Stretta era poi la “nicchia teatrale” rimasta libera: a differenza dell’Italia, la Francia possedeva una tradizione teatrale colta radicata da lungo tempo e di successo (le cui punte di diamante erano la tragedia, la commedia e il balletto), con la quale fare i conti.
Per la messa a punto di un’opera nazionale francese, Lully mette a frutto la lunga esperienza accumulata come compositore di ballets de cour, e, negli anni della collaborazione con Molière, di comédies ballets.
Per raggiungere lo scopo, Lully compie un’operazione di riassemblaggio e rifunzionalizzazione dei generi più fortunati della tradizione teatrale e musicale autoctona. Ne nasce un costrutto, la tragédie lyrique, in cui dell’opera italiana rimangono pochi elementi essenziali.

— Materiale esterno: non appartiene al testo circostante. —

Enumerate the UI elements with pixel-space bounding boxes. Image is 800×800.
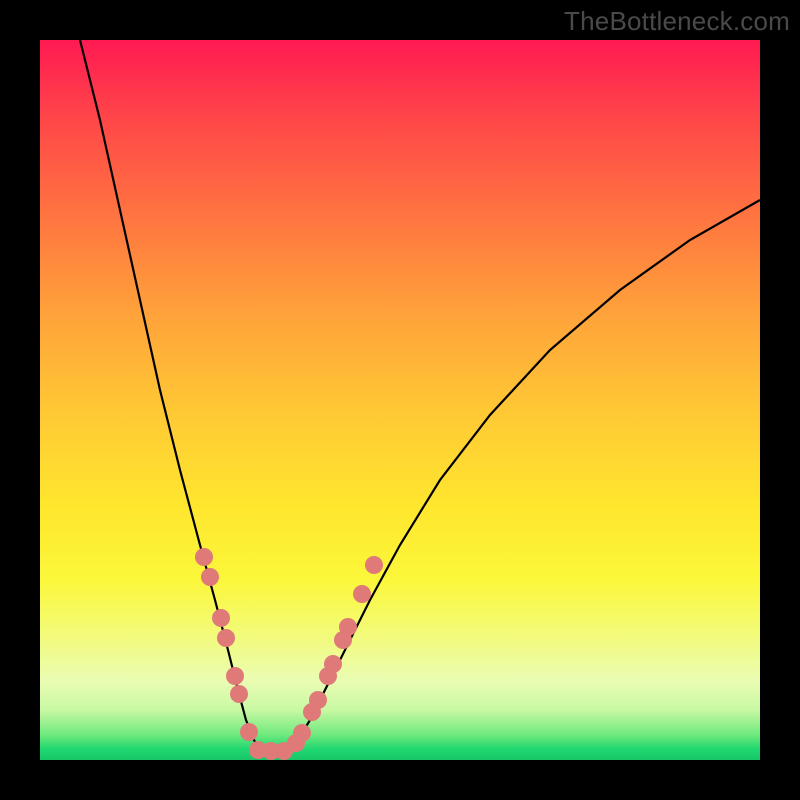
watermark-text: TheBottleneck.com [564,6,790,37]
marker-dot [240,723,258,741]
outer-frame: TheBottleneck.com [0,0,800,800]
marker-dot [353,585,371,603]
marker-dot [230,685,248,703]
curve-left-branch [80,40,260,751]
marker-dot [365,556,383,574]
marker-dot [212,609,230,627]
curve-right-branch [290,200,760,751]
marker-dot [324,655,342,673]
marker-dot [195,548,213,566]
marker-dot [339,618,357,636]
plot-area [40,40,760,760]
marker-dot [201,568,219,586]
curve-layer [40,40,760,760]
marker-dot [309,691,327,709]
marker-dot [217,629,235,647]
marker-dot [293,724,311,742]
marker-dot [226,667,244,685]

Lully riesce così a garantirsi il consenso di un pubblico che ritrova nella nuova opera nazionale a un tempo il già noto e il nuovo. La tragédie lyrique si inserisce tra i generi preesistenti non già in opposizione a essi, ma come commistione e reinterpretazione dei loro caratteri fondamentali.
Dalla tragedia di Jean Racine Lully, in accordo con Quinault, con il quale intrattiene un rapporto di pressoché esclusiva collaborazione, mutua non solo la preferenza per i soggetti di provenienza mitologica, ma anche l’estetica di fondo, che individua nel momento puramente declamatorio il canale privilegiato attraverso il quale i personaggi possono esprimere la loro affettività, dalla quale deriva il tacito precetto, poco “italiano”, che impone la completa intelligibilità del testo poetico, a scapito di uno stile canoro fiorito e belcantistico.
La leggenda vuole che per mettere a punto un recitativo idoneo al verso francese Lully abbia a lungo studiato la recitazione di Marie Desmares de Champmeslé, celebre attrice della Comédie Française e grande interprete raciniana. Fondato o meno che sia, l’episodio testimonia in modo significativo come i contemporanei sentissero vicine, sul piano della recitazione, tragedia e tragédie lyrique.
Dal ballet de cour Lully deriva, per la nuova opera francese, il gusto per lo splendore coreografico e scenografico, per la magnificenza solenne. Il divertissement che caratterizza ogni atto di tragédie lyrique ha in esso le sue radici.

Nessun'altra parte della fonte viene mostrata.